Crews have removed people (women, as far as we can tell) from flights for inappropriate dress. It’s tough to know what a flight attendant might find objectionable, but it usually appears to be the bodies of women.
On May 18, Seattle-based Maggie McMuffin arrived at the airport in Boston to catch a flight back home. McMuffin was waiting to board at her gate when a crew member informed her that her outfit — a sweater, striped daisy dukes, and thigh-high tights — was inappropriate and insisted that she would have to change before getting on the plane, because her look “may offend other families.” She was only allowed to board after buying a loose pair of pajama pants to wear.

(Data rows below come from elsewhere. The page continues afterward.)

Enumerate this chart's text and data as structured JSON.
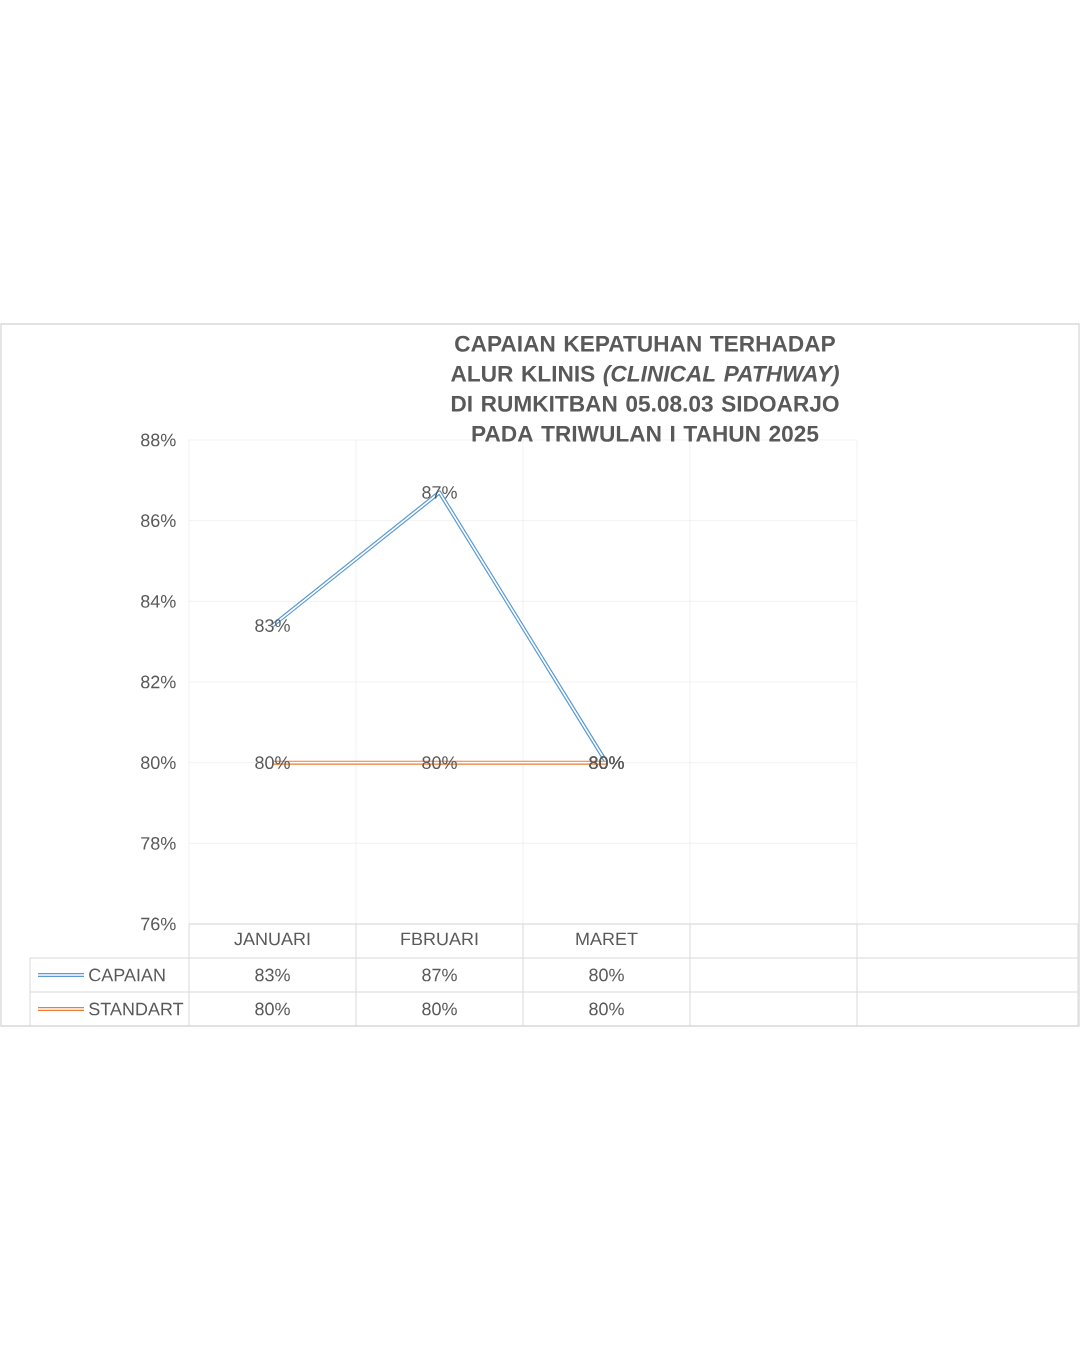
{
  "chart_data": {
    "type": "line",
    "title": "CAPAIAN KEPATUHAN TERHADAP ALUR KLINIS *(CLINICAL PATHWAY)*",
    "subtitle": "DI RUMKITBAN 05.08.03 SIDOARJO PADA TRIWULAN I TAHUN 2025",
    "categories": [
      "JANUARI",
      "FBRUARI",
      "MARET",
      null
    ],
    "series": [
      {
        "name": "CAPAIAN",
        "color": "#5b9bd5",
        "values": [
          83.4,
          86.7,
          80,
          null
        ],
        "value_labels": [
          "83%",
          "87%",
          "80%",
          null
        ]
      },
      {
        "name": "STANDART",
        "color": "#ed7d31",
        "values": [
          80,
          80,
          80,
          null
        ],
        "value_labels": [
          "80%",
          "80%",
          "80%",
          null
        ]
      }
    ],
    "ylim": [
      76,
      88
    ],
    "yticks": [
      {
        "value": 76,
        "label": "76%"
      },
      {
        "value": 78,
        "label": "78%"
      },
      {
        "value": 80,
        "label": "80%"
      },
      {
        "value": 82,
        "label": "82%"
      },
      {
        "value": 84,
        "label": "84%"
      },
      {
        "value": 86,
        "label": "86%"
      },
      {
        "value": 88,
        "label": "88%"
      }
    ],
    "grid": true,
    "legend": "bottom",
    "marker": "none"
  }
}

Here’s where the airlines have the upper hand: It comes down to the “contract of carriage,” a legal document that spells out the rights and responsibilities of the airline and its passengers. And whether you realize it or not, you agree to that contract whenever you purchase a ticket from an airline. JetBlue’s states that the airline can refuse “persons whose conduct is or has been known to be disorderly, abusive, offensive, threatening, intimidating violent, or whose clothing is lewd, obscene, or patently offensive.”
The same is true of virtually every other airline, including Southwest, which removed a woman whose cleavage was deemed offensive; and American Airlines, which has allegedly denied boarding and removed women wearing political T-shirts with messages about reproductive rights and Black Lives Matter.
Dress codes aren’t going to go away, but when they are defined by loose language like “offensive,” on-the-spot, arbitrary decisions seem to always disproportionately target women and their bodies. Why are airlines so comfortable policing women’s bodies and dress? Probably because it happens every day, everywhere. Can we live?